So it happened – Google put their new mobile update into play and the world of searches from a mobile changed forever. Did your business suffer from it or were you ahead of the game and had your website optimised?
Either way, now that the update is working and we are all beginning to see the results, it’s time to take stock and, with the help of London SEO company Grapefruit Marketing (www.thegrapefruit.co.uk), see what the update really meant for businesses.
Just in case you managed to miss the discussions on the new update and have a few questions about what this could mean for your rankings, here’s an overview – Google have altered how they rank websites when searched for via a smartphone based on how mobile friendly the site is.

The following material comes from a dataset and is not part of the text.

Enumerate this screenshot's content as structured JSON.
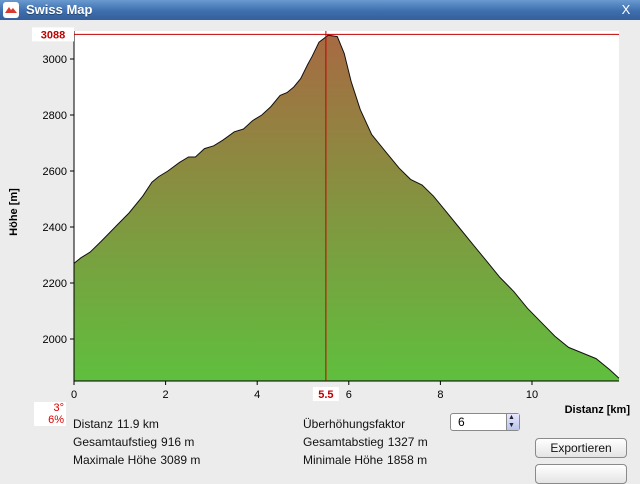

So while sites may have been top of the rankings before the update, if their site wasn’t optimized to be viewed and used on a mobile, they would vanish from those mobile search results.
This is particularly relevant when people are searching for a local business. Your car breaks down and you search for the nearest Ford garage to your location. There might be one in the next street but if their website isn’t mobile optimised and the one five miles away is, the second one will appear top of the rankings.

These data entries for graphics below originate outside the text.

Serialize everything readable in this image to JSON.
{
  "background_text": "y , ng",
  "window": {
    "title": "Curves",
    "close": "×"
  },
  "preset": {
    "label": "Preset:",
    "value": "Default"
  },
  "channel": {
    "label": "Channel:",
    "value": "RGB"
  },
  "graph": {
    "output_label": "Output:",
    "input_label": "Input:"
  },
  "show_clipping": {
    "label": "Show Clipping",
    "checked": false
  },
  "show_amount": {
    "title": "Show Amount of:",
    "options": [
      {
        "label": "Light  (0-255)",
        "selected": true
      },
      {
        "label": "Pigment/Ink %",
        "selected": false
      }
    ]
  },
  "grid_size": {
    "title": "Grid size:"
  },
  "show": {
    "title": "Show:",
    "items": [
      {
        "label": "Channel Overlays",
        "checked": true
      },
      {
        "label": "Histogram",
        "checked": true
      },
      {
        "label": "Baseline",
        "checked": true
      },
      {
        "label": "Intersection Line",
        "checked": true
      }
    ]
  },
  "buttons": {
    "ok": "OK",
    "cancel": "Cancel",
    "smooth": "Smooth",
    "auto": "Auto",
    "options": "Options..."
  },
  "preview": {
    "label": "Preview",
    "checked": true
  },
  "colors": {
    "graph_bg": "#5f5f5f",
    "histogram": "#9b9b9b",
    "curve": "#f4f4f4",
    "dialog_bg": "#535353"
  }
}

It isn’t just local searches when you need info in a hurry that the mobile market is important for. Look at the example of Starbucks – they jumped into the mobile internet market from an early stage and as of last month, a huge 16% of their transactions in North America come from mobile, according to www.venturebeat.com meaning that this business has added around $30 billion to their profits each year.
In fact, the mobile market as a whole is now thought to account for in excess of $500 billion in sales, with some 20% of all in store transactions being influence by something on the mobile, according to www.enterpreneur.com. And industry experts think this will continue to increase – Starbucks again are expecting the proportion of sales through a mobile to increase to over 50% within the next twelve months.
And while most of us aren’t Starbucks, there are lessons to be learned for businesses of all shapes and sizes. The mobile friendly update doesn’t have to be a millstone around our necks, leading us to worry constantly about if our website meets the standard. The solution is simple – get an expert to turn their eye to the site and give it a health check. Once it is healthy for the mobile world, then the same principles apply to a normal site.
If your website isn’t mobile friendly, then the quicker than you properly remedy the problem, the better. Look at your competitors to see what they do with the mobile version of their website and use this as inspiration. Another element is to aim ads specifically at mobile customers – if it works for Amazon, then it can work for everyone on a different scale. But if you don’t look at the mobile version of your site, you could quickly be relegated to the lower pages of a search or worse, not even appear at all.